Dependency injection is a basic object-oriented pattern for complying with Dependency Inversion Principle (DIP). Note they are not the same thing. Injection is just a sort of implementation of DIP. A C# example would be to pass dependencies to your constructor rather than using the ‘new’ keyword.

Non-Injected Example

  public class WithoutInjectionController : Controller {
    public ActionResult Index() {
      //Notice here we are "reaching" directly for a concrete type here
      var userService = new UserService();
      var currentUser = userService.CurrentUser();
      return View();
    }
  }

Injected Example

  public class InjectedController : Controller {
    IUserService _userService;

    //With injection, we are asking for an implementation to be given to us.
    public AdminController(IUserService userService) {
      _userService = userService;
    }

    public ActionResult Index() {
      var currentUser = _userService.CurrentUser();
      return View();
    }
  }

It’s important to differentiate this simple pattern from a full-fledged “Dependency Injection Container”.

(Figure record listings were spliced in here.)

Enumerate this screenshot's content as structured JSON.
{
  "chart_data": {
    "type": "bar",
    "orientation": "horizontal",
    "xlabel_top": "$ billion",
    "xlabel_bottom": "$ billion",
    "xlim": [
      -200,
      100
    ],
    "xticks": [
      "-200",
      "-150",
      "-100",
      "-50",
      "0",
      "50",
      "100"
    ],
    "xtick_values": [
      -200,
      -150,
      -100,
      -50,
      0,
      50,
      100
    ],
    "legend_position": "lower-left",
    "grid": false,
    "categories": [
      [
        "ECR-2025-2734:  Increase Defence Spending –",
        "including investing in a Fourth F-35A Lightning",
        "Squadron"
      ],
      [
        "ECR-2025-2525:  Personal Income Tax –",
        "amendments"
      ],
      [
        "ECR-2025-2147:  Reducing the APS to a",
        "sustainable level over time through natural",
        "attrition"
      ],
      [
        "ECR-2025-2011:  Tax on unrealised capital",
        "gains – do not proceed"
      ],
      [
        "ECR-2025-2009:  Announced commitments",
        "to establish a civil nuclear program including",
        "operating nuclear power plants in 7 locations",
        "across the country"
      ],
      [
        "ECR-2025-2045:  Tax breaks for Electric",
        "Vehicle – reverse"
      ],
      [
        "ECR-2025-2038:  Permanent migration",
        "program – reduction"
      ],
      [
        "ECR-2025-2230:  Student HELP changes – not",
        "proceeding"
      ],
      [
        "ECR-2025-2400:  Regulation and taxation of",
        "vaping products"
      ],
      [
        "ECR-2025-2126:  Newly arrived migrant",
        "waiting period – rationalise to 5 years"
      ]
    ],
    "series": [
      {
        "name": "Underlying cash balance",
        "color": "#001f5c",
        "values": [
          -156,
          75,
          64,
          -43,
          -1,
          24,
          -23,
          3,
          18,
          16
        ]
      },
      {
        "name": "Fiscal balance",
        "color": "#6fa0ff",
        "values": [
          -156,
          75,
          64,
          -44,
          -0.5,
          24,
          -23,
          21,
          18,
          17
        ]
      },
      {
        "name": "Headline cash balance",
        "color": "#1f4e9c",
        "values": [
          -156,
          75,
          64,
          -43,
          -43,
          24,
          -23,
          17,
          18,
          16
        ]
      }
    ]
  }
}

What are Dependency Injection Containers?

Dependency injection containers are tools that provide helpful features over a code base that implements the dependency injection pattern described above. These containers are primarily used to define your dependencies and automatically resolve instances of dependencies when instantiating an object. Another feature often used is the ability to control the lifetime scoping of your instances. Think singleton, transient, and unit of work. Popular containers you’ve probably heard of from the C# arena would be Ninject, Autofac, StructureMap, etc.